Years ago when my daughter was still quite small I found a letter circulating the Internet that a mom had written to explain Santa to her kid. (I realize this is not the original draft or credit, so forgive me. I'm late picking up my kids from school, because I started this blog without thinking through the aftermath.) Anyway, I read it, I loved it, and I used it as a skeleton to write my own letter. I saved it for a couple years until the right moment--which apparently was a couple weeks ago during the Tooth Fairy Debacle of 2016. And I have to say, it was so well received that it made me proud to be this kid's parent (and a little bit gracious with myself, because what may have started without much thought gave me lots to think about and perfect along the way.)
Without further ado, here it is.
Read it, love it, steal it, and make it your own.
Today we want to tell you the truth about Santa Claus.
I know you’ve wondered about the answer to this question before, and I’ve had to give it careful thought to know just what to say and when to say it.
The answer is no. There is no one Santa.
There was a real person named St. Nicholas who loved to give gifts to the needy in secret, often leaving them in their shoes or “stockings”(socks) and that is who most people model their idea of Santa Claus after.
Daddy and I are the people who fill your stockings with gifts and leave your presents under the tree. Not because you need them—but because we love you and we want to give you good gifts. The reasons we chose to be your Santa Claus are very important.
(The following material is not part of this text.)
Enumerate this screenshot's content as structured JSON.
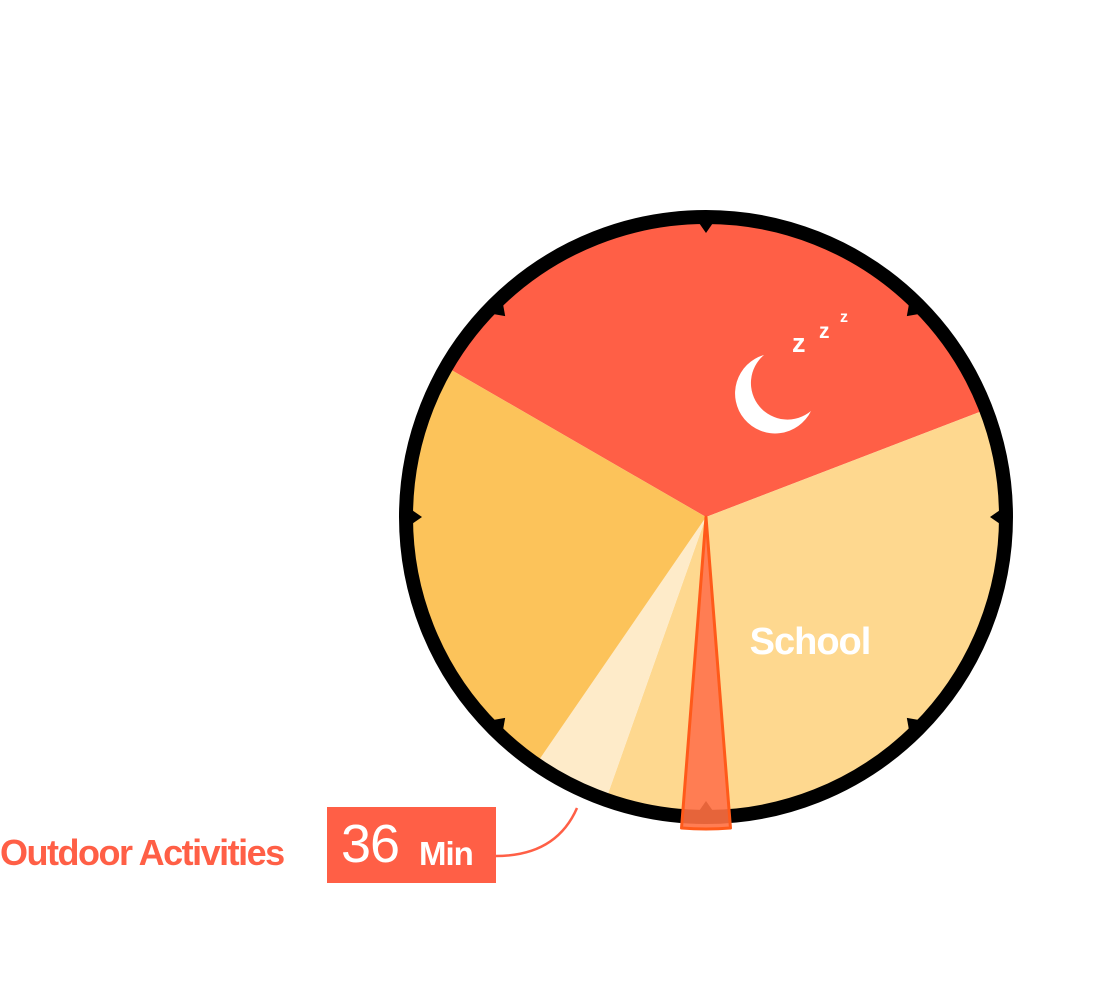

Santa Claus teaches us about hope and anticipation. We know how exciting it is to wait for something good. We felt that excitement when you were growing in Mommy’s tummy—you were the gift we knew was coming. We love seeing you get excited on Christmas Eve, knowing good things will happen while you sleep. We want you to always hope for good things in your life.
God wants you to hope for good things, too! (Romans 8:28) “And we know that in all things God works for the good of those who love Him.”
Santa Claus teaches us to believe in things we can’t see or touch. The magic of Santa Claus at Christmastime is fun, but it helps prepare us for times when we need to have faith and can’t see. When things seem tough, you can remember to look for the God’s beauty all around you.
God wants you to remember He is there, even when you cannot see Him. (John 20:29) “Then Jesus told him, ‘Because you have seen me, you have believed; blessed are those who have not seen and yet have believed.’”
Santa Claus teaches us the joy of giving. You have always been so good about this. You know that there are some people who do not have enough—enough food, enough clothes, enough medicine, or enough money for toys or other fun activities. We are blessed to be able to give to those in need, and we should. When we give our good gifts, in service and in secret, it is almost like we are Santa Claus to those in need!
God wants us to share our blessings with others. (Deuteronomy 16:17) “Every man shall give as he is able, according to the blessing of the LORD your God which He has given you.”
Santa Claus teaches us to be grateful in receiving. We are all going to mess up and be naughty sometimes. We are all human, and we all make mistakes. Daddy and I don’t give you gifts because you’re good. We give you gifts because we love you. We hope that you notice all the good things God gives you and tell Him how thankful you are for them—especially the greatest gift of all, Jesus.
(John 3:16) “For God so loved the world that He gave His only begotten Son, that whosoever believes in Him should not perish, but have everlasting life.”
Because these lessons are so important, “Santa” will always come to our house on Christmas. And we hope that whenever you find your stocking and present under the tree, you think about the importance of these lessons and recall these verses in your heart.
Remember to keep the secret of Santa to yourself so other mommies and daddies can tell their kids whenever they are ready. It is all of our jobs to help keep the magic of Santa Claus alive for them so they can learn these important lessons too!
We love you so much, Baby Girl.
Mommy and Daddy
Merry Christmas, y'all. (And good luck to Santas everywhere!)